The main cost of the credit operation is the interest rate charged by the financial institution. However, when taxes, tariffs, insurance, costs related to contract registration and other expenses charged in the operation are added, the real rate of the operation increases. The tax levied on this type of operation is the Tax on Credit, Exchange and Insurance Operations or those relating to Securities or Securities (IOF), which has as its triggering event the disposal of the contracted amount to the borrower and, as taxpayer, natural persons or legal borrowers. In the case of legal entity borrowers, the IOF is levied at a rate of 0.0041% per day on the amount delivered or made available to them and at an additional rate of 0.38%, regardless of the term of the operation, whether the borrower is an individual. or legal entity. Along with these charges, financial institutions usually link the financing of a company with the need to present guarantees of the most diverse nature.

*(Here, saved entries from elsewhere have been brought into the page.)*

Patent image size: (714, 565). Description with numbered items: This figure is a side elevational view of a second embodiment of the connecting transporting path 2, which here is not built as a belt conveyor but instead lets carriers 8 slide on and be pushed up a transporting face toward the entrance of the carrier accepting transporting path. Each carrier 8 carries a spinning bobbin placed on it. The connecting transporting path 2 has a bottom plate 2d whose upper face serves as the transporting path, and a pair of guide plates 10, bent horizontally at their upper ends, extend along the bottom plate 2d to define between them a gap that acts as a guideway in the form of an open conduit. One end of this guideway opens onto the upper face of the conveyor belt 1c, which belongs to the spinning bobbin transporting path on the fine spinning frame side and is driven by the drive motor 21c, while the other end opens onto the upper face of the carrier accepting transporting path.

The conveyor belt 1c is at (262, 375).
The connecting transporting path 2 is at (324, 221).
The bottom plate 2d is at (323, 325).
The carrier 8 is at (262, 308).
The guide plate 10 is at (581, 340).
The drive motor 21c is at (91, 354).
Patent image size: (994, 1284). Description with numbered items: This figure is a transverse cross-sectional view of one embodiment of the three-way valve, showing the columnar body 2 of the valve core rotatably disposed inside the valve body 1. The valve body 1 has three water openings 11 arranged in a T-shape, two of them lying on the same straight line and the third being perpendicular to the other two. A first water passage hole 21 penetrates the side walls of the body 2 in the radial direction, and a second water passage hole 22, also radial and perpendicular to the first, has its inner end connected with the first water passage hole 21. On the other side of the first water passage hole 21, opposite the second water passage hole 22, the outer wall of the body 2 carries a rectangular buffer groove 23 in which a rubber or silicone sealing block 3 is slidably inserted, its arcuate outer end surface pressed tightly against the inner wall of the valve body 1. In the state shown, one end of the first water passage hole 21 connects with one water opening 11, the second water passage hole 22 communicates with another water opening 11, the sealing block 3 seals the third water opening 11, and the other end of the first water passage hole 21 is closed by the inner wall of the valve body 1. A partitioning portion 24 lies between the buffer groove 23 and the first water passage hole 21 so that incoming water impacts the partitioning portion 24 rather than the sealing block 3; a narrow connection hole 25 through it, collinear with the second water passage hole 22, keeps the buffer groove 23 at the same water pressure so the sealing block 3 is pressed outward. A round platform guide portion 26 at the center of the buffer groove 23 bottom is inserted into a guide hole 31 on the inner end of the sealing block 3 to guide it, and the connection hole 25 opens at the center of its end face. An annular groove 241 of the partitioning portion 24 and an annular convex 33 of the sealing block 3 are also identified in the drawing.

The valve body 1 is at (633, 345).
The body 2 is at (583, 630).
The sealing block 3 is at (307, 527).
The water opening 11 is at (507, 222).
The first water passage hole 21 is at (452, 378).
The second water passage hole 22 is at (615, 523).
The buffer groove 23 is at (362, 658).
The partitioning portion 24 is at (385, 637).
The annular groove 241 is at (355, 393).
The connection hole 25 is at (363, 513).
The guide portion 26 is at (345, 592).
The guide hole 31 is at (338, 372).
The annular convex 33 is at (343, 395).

However, both options have impacts on the financial health or future of societies that raise certain questions and that deserve to be highlighted. The first option, of turning to institutions seeking some form of financing, is undoubtedly the one that brings more risks and costs to a company. While interest rates for legal entities in Brazil have fallen in recent months, reaching the lowest level in the last five years [2] , they are still quite high. On Exit Mobile Number List average, there can be an annual interest rate above 50%, which makes the “price” of financing significantly more expensive. Furthermore, various charges are levied on the amounts lent by banks to business companies, which make up the Total Effective Cost (CET) [3] of an operation. The CET corresponds to the index that considers all charges, fees, taxes and expenses incurred in credit operations.
The main cost of the credit operation is the interest rate charged by the financial institution. However, when taxes, tariffs, insurance, costs related to contract registration and other expenses charged in the operation are added, the real rate of the operation increases. The tax levied on this type of operation is the Tax on Credit, Exchange and Insurance Operations or those relating to Securities or Securities (IOF), which has as its triggering event the disposal of the contracted amount to the borrower and, as taxpayer, natural persons or legal borrowers. In the case of legal entity borrowers, the IOF is levied at a rate of 0.0041% per day on the amount delivered or made available to them and at an additional rate of 0.38%, regardless of the term of the operation, whether the borrower is an individual. or legal entity. Along with these charges, financial institutions usually link the financing of a company with the need to present guarantees of the most diverse nature.